Know Thy Product: Are You Transacting in "Goods" Under the Uniform Commercial Code?

October 3, 2013 Advisory

Recent decisions from the United States District Court for the Southern District of New York and the Connecticut Appellate Court revisit a familiar yet sometimes perplexing question: Am I transacting in "goods" under the Uniform Commercial Code ("UCC") or dealing with "services"? Often, the answer is straightforward enough particularly in the world of widgets. How about electricity and software licenses? Are they goods? And, if so, what does that mean? As discussed below, knowing the answer could mean the difference between winning and losing your case.

On September 16, 2013, the Southern District of New York wrestled with the problem of whether electricity is a "good" under the UCC. In re Great Atl. & Pac. Tea Co., No. 12-CV-7629 (CS), 2013 WL 5212141 (S.D.N.Y. Sept. 16, 2013). At issue was a creditor claim for nearly $1 million, which would be given administrative priority in the Bankruptcy Court assuming electricity qualified as a good, not a service. Preferring lab coats over argument, the District Court held on appeal that testimony was necessary before deciding the question. "I simply need to know more about the delivery of electricity in this case," wrote Judge Cathy Seibel, in remanding the matter back to the Bankruptcy Court for an evidentiary hearing. The Court reasoned that "while the physics of electricity may be constant, the instant case demonstrates that economic or business arrangements for its delivery are not." Some firms generate, sell, deliver and/or service electricity, while others buy electricity from generators and resell it at a premium. Lacking information about the specific way this particular electricity was used, bought and sold, the District Court vacated the bankruptcy decision that electricity was not a good and remanded the case for an evidentiary hearing.

On October 1, 2013, the Connecticut Appellate Court also addressed the meaning of goods versus services in W. Dermatology Consultants, P.C. v. VitalWorks, Inc., No. 32051, 2013 WL 5313973 (Conn. App. Oct. 1, 2013). In this software license case, the plaintiff dermatological practice purchased software licenses, hardware, installation and training services, and ongoing support from the defendant. Plaintiff claimed the software did not function as advertised, and sued under various theories, including breach of contract. Regardless of the functionality of the software, the Appellate Court concluded that software licenses are "goods" under the UCC and because the UCC demands pre-suit notice of a claim (which plaintiff never gave), the Appellate Court reversed and directed entry of judgment in favor of defendant.

Electricity and software are two examples of "goods" that play on the margins. And both cases above demonstrate the significance of knowing your product. The following is a non-exhaustive list of what other courts have found as "goods" under the UCC.

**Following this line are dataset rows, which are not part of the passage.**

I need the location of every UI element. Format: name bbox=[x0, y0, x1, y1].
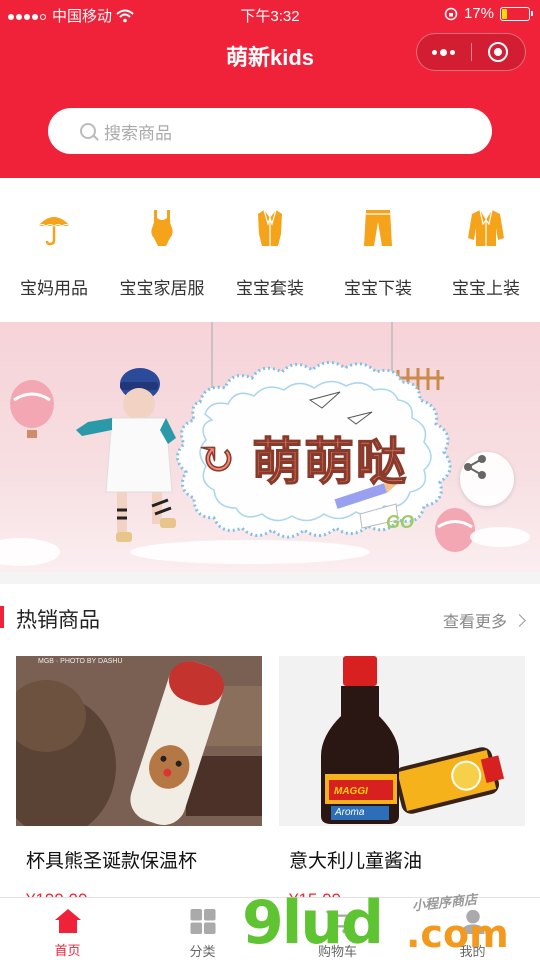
chevron-right-icon bbox=[513, 613, 526, 627]
category-label: 宝宝套装 bbox=[236, 279, 304, 298]
more-menu-button[interactable] bbox=[417, 34, 471, 70]
share-button[interactable] bbox=[460, 452, 514, 506]
product-card[interactable]: MGB · PHOTO BY DASHU 杯具熊圣诞款保温杯 ¥199.00 bbox=[16, 656, 262, 902]
category-label: 宝宝家居服 bbox=[119, 279, 205, 298]
user-icon bbox=[460, 909, 485, 935]
category-item-mom-supplies[interactable]: 宝妈用品 bbox=[0, 178, 108, 322]
product-image-thermos: MGB · PHOTO BY DASHU bbox=[16, 656, 262, 826]
section-accent-bar bbox=[0, 606, 4, 628]
battery-icon bbox=[500, 6, 533, 21]
product-name: 杯具熊圣诞款保温杯 bbox=[16, 826, 262, 890]
tab-cart[interactable]: 购物车 bbox=[270, 898, 405, 960]
close-button[interactable] bbox=[472, 34, 526, 70]
hot-section-title: 热销商品 bbox=[16, 609, 100, 632]
view-more-label: 查看更多 bbox=[442, 614, 507, 631]
rotation-lock-icon bbox=[444, 7, 458, 20]
tab-home[interactable]: 首页 bbox=[0, 898, 135, 960]
bottle-label: Aroma bbox=[335, 807, 365, 818]
suit-icon bbox=[258, 209, 282, 246]
promo-banner[interactable]: 萌萌哒 ↻ GO bbox=[0, 322, 540, 572]
search-area: 搜索商品 bbox=[0, 80, 540, 178]
category-nav: 宝妈用品 宝宝家居服 宝宝套装 宝宝下装 宝宝上装 bbox=[0, 178, 540, 322]
search-icon bbox=[80, 123, 96, 139]
search-input[interactable]: 搜索商品 bbox=[48, 108, 492, 154]
search-placeholder: 搜索商品 bbox=[104, 123, 172, 143]
product-grid: MGB · PHOTO BY DASHU 杯具熊圣诞款保温杯 ¥199.00 M bbox=[0, 650, 540, 902]
category-label: 宝宝下装 bbox=[344, 279, 412, 298]
bottle-brand: MAGGI bbox=[334, 786, 368, 797]
mini-program-capsule bbox=[416, 33, 526, 71]
battery-percent: 17% bbox=[463, 5, 494, 22]
category-label: 宝妈用品 bbox=[20, 279, 88, 298]
cart-icon bbox=[325, 910, 351, 934]
status-bar: 中国移动 下午3:32 17% bbox=[0, 0, 540, 28]
pants-icon bbox=[364, 210, 392, 246]
swimsuit-icon bbox=[151, 210, 173, 246]
tab-label: 购物车 bbox=[317, 944, 357, 959]
banner-title: 萌萌哒 bbox=[251, 432, 408, 492]
view-more-link[interactable]: 查看更多 bbox=[442, 608, 526, 632]
umbrella-icon bbox=[37, 217, 71, 246]
grid-icon bbox=[189, 908, 216, 935]
tab-profile[interactable]: 我的 bbox=[405, 898, 540, 960]
hot-section-header: 热销商品 查看更多 bbox=[0, 584, 540, 650]
banner-flourish: ↻ bbox=[197, 433, 235, 486]
close-target-icon bbox=[488, 42, 509, 62]
category-item-homewear[interactable]: 宝宝家居服 bbox=[108, 178, 216, 322]
tab-bar: 首页 分类 购物车 我的 bbox=[0, 897, 540, 960]
banner-go-label: GO bbox=[386, 512, 415, 532]
home-icon bbox=[54, 909, 81, 933]
category-item-sets[interactable]: 宝宝套装 bbox=[216, 178, 324, 322]
product-name: 意大利儿童酱油 bbox=[279, 826, 525, 890]
share-icon bbox=[464, 455, 486, 479]
category-item-tops[interactable]: 宝宝上装 bbox=[432, 178, 540, 322]
child-figure bbox=[76, 368, 176, 542]
category-label: 宝宝上装 bbox=[452, 279, 520, 298]
jacket-icon bbox=[468, 209, 504, 246]
product-card[interactable]: MAGGI Aroma 意大利儿童酱油 ¥15.00 bbox=[279, 656, 525, 902]
tab-category[interactable]: 分类 bbox=[135, 898, 270, 960]
photo-credit: MGB · PHOTO BY DASHU bbox=[38, 658, 123, 665]
tab-label: 分类 bbox=[189, 944, 216, 959]
product-image-sauce: MAGGI Aroma bbox=[279, 656, 525, 826]
tab-label: 我的 bbox=[459, 944, 486, 959]
tab-label: 首页 bbox=[54, 943, 81, 958]
navbar: 萌新kids bbox=[0, 28, 540, 80]
category-item-bottoms[interactable]: 宝宝下装 bbox=[324, 178, 432, 322]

oil; minerals; natural gas; water; growing crops; unborn young of animals; timber; structures to be removed from land; chemical products; computers; motor vehicles; mobile homes; aircraft; boats; windows; fertilizer; feed; works of art; blood; carpeting; prescription drugs; video games; money not used as medium of exchange; radio transmitters; protective roof coating; scrap metal; and wastewater treatment systems.

In sum, regardless of where your product falls on the spectrum of goods versus services, In re Great Atlantic and W. Dermatology Consultants, P.C. remind us that knowing thy product is an essential part of client counseling.